1.3.15. Device User Management¶
In the runtime system, you can use a simple or a usergroup based user management. With this user management all access to the runtime system can be resticted and protected.
The so called device user management stores and manages two different kind of elements:
In the users and groups area you can create users, define a password and assign the user to a user group
For details see the Online Help of CODESYS in the chapter: | Editors > Device Editors > Generic Device Editor > Users and Groups
The second kind of elements stores all objects of the runtime system, on which access rights should be managed.
Here you can assign to each group and to each object the appropriate access rights For details see the Online Help of CODESYS in the chapter: | Editors > Device Editors > Generic Device Editor > Access Rights
To enable the editors to configure both parts on the runtime system you have to enable the corresponding device editor page in your device description:
<DeviceDescription
xmlns="http://www.3s-software.com/schemas/DeviceDescription-1.0.xsd">
<Device>
<Connector moduleType="256" interface="Common.PCI" role="parent" explicit="false">
<Appearance>
<ShowEditor>UserManagementPage</ShowEditor>
</Appearance>
</Connector>
</Device>
</DeviceDescription>
The device user management is an optional feature of the runtime system. For details see the feature description user manager.
The user management is implemented using two layer of components:
CmpUserMgr:
This component implements the interface CmpUserMgrItf and is the component used by other runtime components. This component provides access to the taks:
Add and remove objects where user rights can be checked.
Authenticate users.
Grand or deny access to objects.
Backends:
The provider the needed functionality
CmpUserDBFile:
This back end implements a user database that supports user name / password credentials and stores the database within the file system. For a secure storage of the user passwords this components uses scrypt to generate the password hashes. The database file is not compatible with the existing user database. However, the component imports an existing user database on start-up and converts the hashes into scrypt hashes.

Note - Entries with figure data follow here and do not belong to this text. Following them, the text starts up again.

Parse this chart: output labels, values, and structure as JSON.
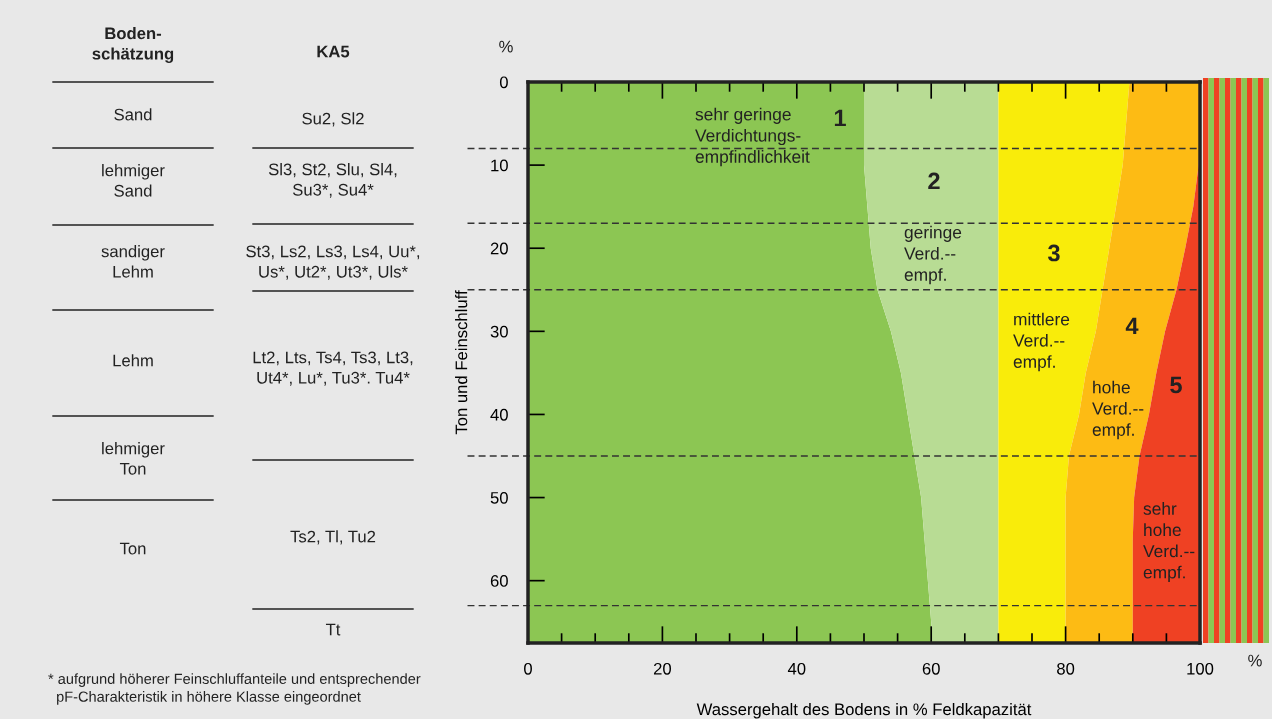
{
  "chart_data": {
    "type": "area",
    "orientation": "horizontal",
    "stacked": true,
    "x": [
      0,
      5,
      10,
      15,
      20,
      25,
      30,
      35,
      40,
      45,
      50,
      55,
      60,
      65,
      67.5
    ],
    "series": [
      {
        "color": "#8cc653",
        "values": [
          50,
          50,
          50,
          50.5,
          51,
          52,
          54,
          55.5,
          56.5,
          57.5,
          58.5,
          59,
          59.5,
          60,
          60
        ]
      },
      {
        "color": "#b8dc94",
        "values": [
          20,
          20,
          20,
          19.5,
          19,
          18,
          16,
          14.5,
          13.5,
          12.5,
          11.5,
          11,
          10.5,
          10,
          10
        ]
      },
      {
        "color": "#f9ec0a",
        "values": [
          19.5,
          19,
          18.5,
          17.5,
          16.5,
          15.5,
          14.5,
          13,
          12,
          10.5,
          10,
          10,
          10,
          10,
          10
        ]
      },
      {
        "color": "#fdbb14",
        "values": [
          10.5,
          11,
          11.3,
          11.5,
          11.3,
          11,
          10.3,
          10.5,
          10.4,
          10.5,
          10.2,
          10,
          10,
          10,
          10
        ]
      },
      {
        "color": "#ef4123",
        "values": [
          0,
          0,
          0.2,
          1,
          2.2,
          3.5,
          5.2,
          6.5,
          7.6,
          9,
          9.8,
          10,
          10,
          10,
          10
        ]
      }
    ],
    "xlim": [
      0,
      100
    ],
    "ylim": [
      67.5,
      0
    ],
    "xticks": [
      0,
      {
        "value": 5,
        "label": null
      },
      {
        "value": 10,
        "label": null
      },
      {
        "value": 15,
        "label": null
      },
      20,
      {
        "value": 25,
        "label": null
      },
      {
        "value": 30,
        "label": null
      },
      {
        "value": 35,
        "label": null
      },
      40,
      {
        "value": 45,
        "label": null
      },
      {
        "value": 50,
        "label": null
      },
      {
        "value": 55,
        "label": null
      },
      60,
      {
        "value": 65,
        "label": null
      },
      {
        "value": 70,
        "label": null
      },
      {
        "value": 75,
        "label": null
      },
      80,
      {
        "value": 85,
        "label": null
      },
      {
        "value": 90,
        "label": null
      },
      {
        "value": 95,
        "label": null
      },
      100
    ],
    "yticks": [
      0,
      10,
      20,
      30,
      40,
      50,
      60
    ],
    "xlabel": "Wassergehalt des Bodens in % Feldkapazität",
    "ylabel": "Ton und Feinschluff",
    "ref_lines": [
      {
        "axis": "y",
        "value": 8,
        "color": "#333333",
        "line_style": "dashed"
      },
      {
        "axis": "y",
        "value": 17,
        "color": "#333333",
        "line_style": "dashed"
      },
      {
        "axis": "y",
        "value": 25,
        "color": "#333333",
        "line_style": "dashed"
      },
      {
        "axis": "y",
        "value": 45,
        "color": "#333333",
        "line_style": "dashed"
      },
      {
        "axis": "y",
        "value": 63,
        "color": "#333333",
        "line_style": "dashed"
      }
    ],
    "annotations": [
      "1",
      "sehr geringe\nVerdichtungs-\nempfindlichkeit",
      "2",
      "geringe\nVerd.--\nempf.",
      "3",
      "mittlere\nVerd.--\nempf.",
      "4",
      "hohe\nVerd.--\nempf.",
      "5",
      "sehr\nhohe\nVerd.--\nempf.",
      "%",
      "%",
      "Boden-\nschätzung",
      "KA5",
      "Sand",
      "lehmiger\nSand",
      "sandiger\nLehm",
      "Lehm",
      "lehmiger\nTon",
      "Ton",
      "Su2, Sl2",
      "Sl3, St2, Slu, Sl4,\nSu3*, Su4*",
      "St3, Ls2, Ls3, Ls4, Uu*,\nUs*, Ut2*, Ut3*, Uls*",
      "Lt2, Lts, Ts4, Ts3, Lt3,\nUt4*, Lu*, Tu3*. Tu4*",
      "Ts2, Tl, Tu2",
      "Tt",
      "* aufgrund höherer Feinschluffanteile und entsprechender\n  pF-Charakteristik in höhere Klasse eingeordnet"
    ]
  }
}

The name of database file is: “.UserDatabase.csv”
This component relies on implementations of SysFileItf and CmpCryptoItf. The component allows full configuration of users and implements the CmpUserDBItf and CmpUserDBConfigurationItf.
CmpUserGroupsDBFile:
This back end implements a user group database and stores the database within the file system.
The name of database file is: “.GroupDatabase.csv”
This component relies on implementations of SysFileItf. The component allows full configuration of user groups and user to group association and implements the CmpUserGroupsDBItf and CMpUserGroupsDBConfigurationItf.
CmpUserObjectsDBFile:
This back end implements a full object database and allows full configuration of the access rights to the different objects. This component stores the configuration into the file system.
The name of database file is: “.UserObjectsDatabase.csv” (note: currently it is named as “.UserMgmtRightsDB.csv”)
This component relies on implementations of SysFileItf and implements itself the CmpUserObjectsDBItf and CmpUserObjectsDBConfigurationItf.
Note
All user management database files cannot be accessed via filetransfer. See tutorial file path and placeholders for details.
Note
For embedded controllers there is an alternate component wich implements both interfaces above. It can be used as atemplate to specify users, groups and rights during compile time. See CmpUserEmbedded as a template! You have to adapt this to your specific implementation.
If the user manager is present in the runtime system, it is prepared and can be configured in CODESYS. In the online help of CODESYS there is a detailed description how setup and configure the device user management.